# Windows server 2003 timeouts



## Pinchy (Apr 11, 2008)

I just built my new server PC and installed windows server 2003. 

The problem I get is when I am on the server (not my computer), I try to copy a large file/folder from my computer to the server, and it times out (like 300mb+, anything under generally goes through without probs).

The strange thing is though, if I send data from the server to my computer (just tested an 800mb folder), it goes through without hassles.

(ALL by operating on the server computer, my computer remains untouched, just powered on to access the drives)

Just a bit of a background, I have installed a gigabit network card into the server via PCI. When I use the onboard 10/100 network, there are no timeouts. I figure its some sort of a setting (doubt its a firewall, esp seeing as it works fine with the onboard 10/100)

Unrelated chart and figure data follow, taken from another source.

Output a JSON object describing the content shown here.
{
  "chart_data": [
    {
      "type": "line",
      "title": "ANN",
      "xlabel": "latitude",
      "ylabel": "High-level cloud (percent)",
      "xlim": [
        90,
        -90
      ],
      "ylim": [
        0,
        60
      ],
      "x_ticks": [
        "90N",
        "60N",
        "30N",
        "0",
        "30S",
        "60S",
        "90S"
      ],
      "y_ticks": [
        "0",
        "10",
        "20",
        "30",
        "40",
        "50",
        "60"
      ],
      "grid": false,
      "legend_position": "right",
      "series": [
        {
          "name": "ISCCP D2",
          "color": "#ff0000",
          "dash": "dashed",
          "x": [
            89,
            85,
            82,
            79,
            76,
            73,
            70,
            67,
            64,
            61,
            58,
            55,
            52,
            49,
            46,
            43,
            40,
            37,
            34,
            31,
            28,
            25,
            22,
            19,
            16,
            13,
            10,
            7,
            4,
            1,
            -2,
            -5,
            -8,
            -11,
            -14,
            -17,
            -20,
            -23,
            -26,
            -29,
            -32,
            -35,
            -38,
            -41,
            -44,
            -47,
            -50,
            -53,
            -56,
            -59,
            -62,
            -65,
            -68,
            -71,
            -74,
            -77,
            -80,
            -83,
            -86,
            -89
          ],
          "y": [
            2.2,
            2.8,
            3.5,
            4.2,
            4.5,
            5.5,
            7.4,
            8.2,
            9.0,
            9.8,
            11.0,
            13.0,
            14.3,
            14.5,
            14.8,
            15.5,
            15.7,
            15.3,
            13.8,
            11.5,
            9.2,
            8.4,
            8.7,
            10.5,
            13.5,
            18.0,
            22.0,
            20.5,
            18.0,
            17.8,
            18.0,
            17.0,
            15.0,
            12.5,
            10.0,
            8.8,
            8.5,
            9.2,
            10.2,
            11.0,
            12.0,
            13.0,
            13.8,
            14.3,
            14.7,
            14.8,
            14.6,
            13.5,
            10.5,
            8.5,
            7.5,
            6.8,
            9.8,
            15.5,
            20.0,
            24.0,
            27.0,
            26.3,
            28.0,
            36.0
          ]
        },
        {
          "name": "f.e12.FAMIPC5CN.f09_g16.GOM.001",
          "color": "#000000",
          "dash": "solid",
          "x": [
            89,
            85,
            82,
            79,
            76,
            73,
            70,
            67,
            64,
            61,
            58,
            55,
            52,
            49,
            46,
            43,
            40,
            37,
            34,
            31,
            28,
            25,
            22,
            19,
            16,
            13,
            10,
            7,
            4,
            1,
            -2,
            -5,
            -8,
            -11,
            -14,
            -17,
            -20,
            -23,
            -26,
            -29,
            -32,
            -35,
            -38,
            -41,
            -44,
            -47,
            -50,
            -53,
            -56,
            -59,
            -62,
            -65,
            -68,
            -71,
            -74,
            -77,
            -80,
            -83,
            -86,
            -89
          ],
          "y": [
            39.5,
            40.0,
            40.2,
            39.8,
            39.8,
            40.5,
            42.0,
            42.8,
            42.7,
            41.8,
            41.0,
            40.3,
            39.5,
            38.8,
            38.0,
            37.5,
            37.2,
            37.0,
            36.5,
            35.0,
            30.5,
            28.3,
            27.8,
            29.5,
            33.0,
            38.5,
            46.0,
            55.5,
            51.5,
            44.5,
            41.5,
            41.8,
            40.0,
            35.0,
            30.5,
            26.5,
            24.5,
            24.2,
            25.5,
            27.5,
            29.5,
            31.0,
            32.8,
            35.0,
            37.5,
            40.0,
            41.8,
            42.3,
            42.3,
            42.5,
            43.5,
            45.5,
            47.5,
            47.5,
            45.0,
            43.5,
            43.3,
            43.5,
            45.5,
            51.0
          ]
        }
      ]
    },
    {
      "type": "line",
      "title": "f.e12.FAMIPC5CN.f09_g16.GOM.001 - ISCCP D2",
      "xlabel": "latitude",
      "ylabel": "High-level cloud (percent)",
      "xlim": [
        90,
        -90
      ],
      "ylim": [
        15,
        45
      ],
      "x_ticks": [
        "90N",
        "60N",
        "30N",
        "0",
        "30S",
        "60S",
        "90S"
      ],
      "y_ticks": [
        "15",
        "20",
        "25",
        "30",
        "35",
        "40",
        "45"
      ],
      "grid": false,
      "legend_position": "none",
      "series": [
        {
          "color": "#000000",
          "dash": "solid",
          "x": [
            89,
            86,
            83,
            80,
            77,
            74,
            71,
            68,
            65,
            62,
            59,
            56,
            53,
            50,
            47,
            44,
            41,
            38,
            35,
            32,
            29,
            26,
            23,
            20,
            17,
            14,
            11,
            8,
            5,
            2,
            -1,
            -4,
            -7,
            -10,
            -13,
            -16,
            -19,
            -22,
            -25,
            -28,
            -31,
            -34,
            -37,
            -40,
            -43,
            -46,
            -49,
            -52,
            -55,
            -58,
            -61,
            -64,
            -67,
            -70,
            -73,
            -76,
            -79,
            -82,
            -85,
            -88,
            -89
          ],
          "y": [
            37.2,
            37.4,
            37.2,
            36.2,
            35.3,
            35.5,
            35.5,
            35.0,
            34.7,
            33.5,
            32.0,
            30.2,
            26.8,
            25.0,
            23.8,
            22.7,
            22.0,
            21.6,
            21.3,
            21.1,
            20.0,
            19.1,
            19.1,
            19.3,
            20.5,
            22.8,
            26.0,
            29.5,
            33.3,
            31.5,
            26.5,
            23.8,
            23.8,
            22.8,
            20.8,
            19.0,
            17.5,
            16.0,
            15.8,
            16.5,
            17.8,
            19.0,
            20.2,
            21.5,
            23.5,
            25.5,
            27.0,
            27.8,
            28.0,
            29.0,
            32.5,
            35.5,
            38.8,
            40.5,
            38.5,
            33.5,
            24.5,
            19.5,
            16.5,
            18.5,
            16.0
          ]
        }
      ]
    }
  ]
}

The timeout message is something along the lines of: "Can't find the network anymore" (even though the network is still up and running)

Thanks in adv


----------



## Pinchy (Apr 11, 2008)

EDIT - All fixed!

Just had to update the driver of the network card to some beta driver which modders created ...Just sent 7GB with no hassles.

Mods: you know what to do


----------



## Deleted member 3 (Apr 11, 2008)

Pinchy said:


> Mods: you know what to do



Ban you?


----------



## Steevo (Apr 11, 2008)

No, bad DAN, BAD!!!!!! Now go to your corner.


----------



## Pinchy (Apr 12, 2008)

DanTheBanjoman said:


> Ban you?






Steevo said:


> No, bad DAN, BAD!!!!!! Now go to your corner.



LOL

Now thats something random to wake up to in the morning..


....hang on a sec, why cant I post anymore .


----------